At the annual JPMorgan Healthcare Conference in San Francisco, CEOs preach the power of partnerships to succeed in the new world of healthcare.

January 12, 2015

2 Min Read
Partnership Is the Buzzword at JPMorgan Healthcare Conference

As the healthcare investing world converges on San Francisco for the annual JPMorgan Healthcare Conference, Monday, the notion of partnership being critical to survive the shift into value-based healthcare was very apparent.

Two CEOs of billion-dollar companies stressed how collaboration and partnerships are key to their company's strategy and how that, among other things, is going to have a direct impact on their firms' financial fortunes.

First up was Novartis CEO Joseph Jimenez.

Jimenez stressed the importance of partnerships and science-based innovation at a time when incremental reimbursement is getting harder and harder to get.

As an example, he pointed to the company's collaboration with Google whereby Novartis is licensing the tech company's smart lens technology to develop a contact lens that can sense glucose in tears.

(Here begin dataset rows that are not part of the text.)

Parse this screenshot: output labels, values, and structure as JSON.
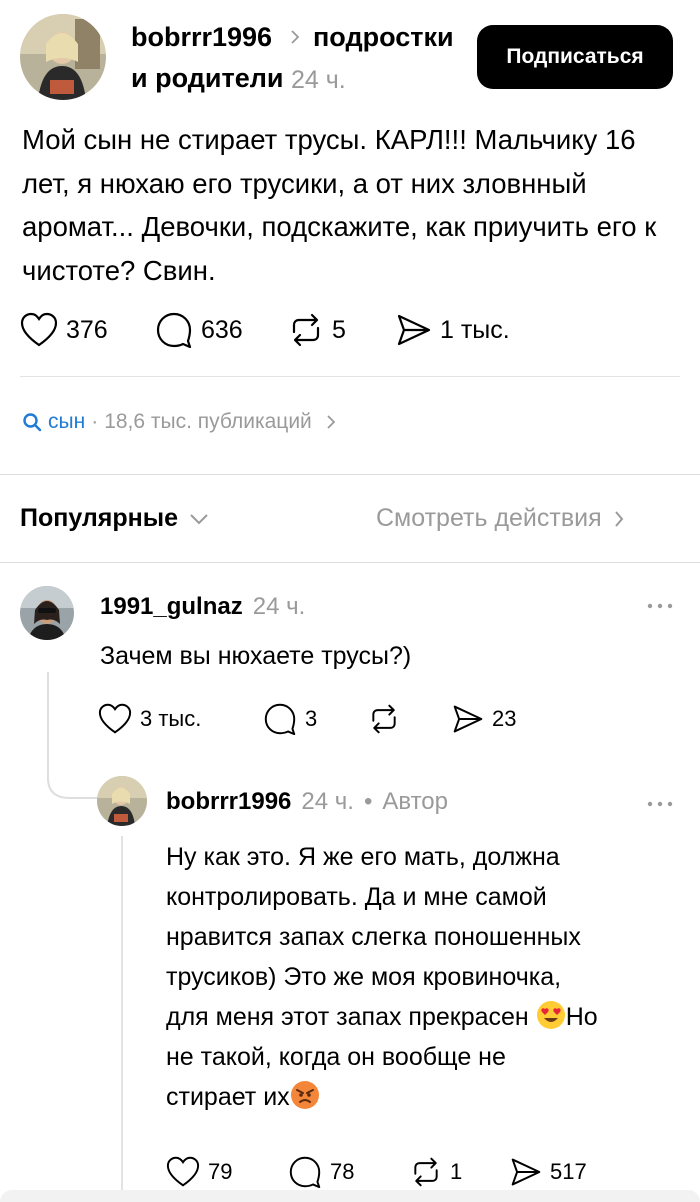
{
  "post": {
    "author": "bobrrr1996",
    "community": "подростки",
    "community_line2": "и родители",
    "time": "24 ч.",
    "follow_label": "Подписаться",
    "text": "Мой сын не стирает трусы. КАРЛ!!! Мальчику 16 лет, я нюхаю его трусики, а от них зловнный аромат... Девочки, подскажите, как приучить его к чистоте? Свин.",
    "likes": "376",
    "comments": "636",
    "reposts": "5",
    "shares": "1 тыс."
  },
  "tag": {
    "name": "сын",
    "count": "18,6 тыс. публикаций"
  },
  "sort": {
    "label": "Популярные",
    "view_activity": "Смотреть действия"
  },
  "comments": [
    {
      "author": "1991_gulnaz",
      "time": "24 ч.",
      "text": "Зачем вы нюхаете трусы?)",
      "likes": "3 тыс.",
      "comments": "3",
      "reposts": "",
      "shares": "23"
    },
    {
      "author": "bobrrr1996",
      "time": "24 ч.",
      "author_badge": "Автор",
      "text_lines": [
        "Ну как это. Я же его мать, должна",
        "контролировать. Да и мне самой",
        "нравится запах слегка поношенных",
        "трусиков) Это же моя кровиночка,",
        "для меня этот запах прекрасен",
        "не такой, когда он вообще не",
        "стирает их"
      ],
      "line5_suffix": "Но",
      "likes": "79",
      "comments": "78",
      "reposts": "1",
      "shares": "517"
    }
  ],
  "colors": {
    "accent_link": "#1f7bd6",
    "muted_text": "#9a9a9a",
    "button_bg": "#000000"
  },
  "icons": [
    "heart-icon",
    "comment-icon",
    "repost-icon",
    "share-icon",
    "search-icon",
    "chevron-right-icon",
    "chevron-down-icon",
    "more-icon",
    "heart-eyes-emoji",
    "angry-emoji"
  ]
}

"We know nothing about sensors – they do," but we have a lot of clinical information, Jimenez said. "Technology and biology are coming together in ways to solve big problems."

And it's not just drug makers that are preaching the mantra of partnerships. Device makers, traditionally more insular than pharma companies, are also racing to get on the collaboration bandwagon.

Medtronic CEO Omar Ishrak told JP Morgan attendees that the medical device company is partnering with providers to help make their cath labs more efficient in Europe.

"We are guaranteed revenue of $900 million over next five years. We are really excited about that,” Ishrak said. "This dramatically increases revenue while holding fast operational expense."

This hospital solutions business of Medtronic's is a significant departure from its business model of working with individual physicians to sell cardiac devices. Now, Medtronic is trying to help hospitals manage their cardiac catheterization labs win savings so it can take a share of those savings.

"We are making investment in areas related to devices but not dependent on them," Ishrak explained.

Partnering is also playing a role in the company's globalization and emerging markets strategy. Ishrak said Medtronic is partnering with both private partners - such as individual providers in China and India - as well as public partners.

Ishrak did not mention this at the conference Monday, but Medtronic is partnering with insurance companies like Aetna on pilot projects in heart failure and diabetes.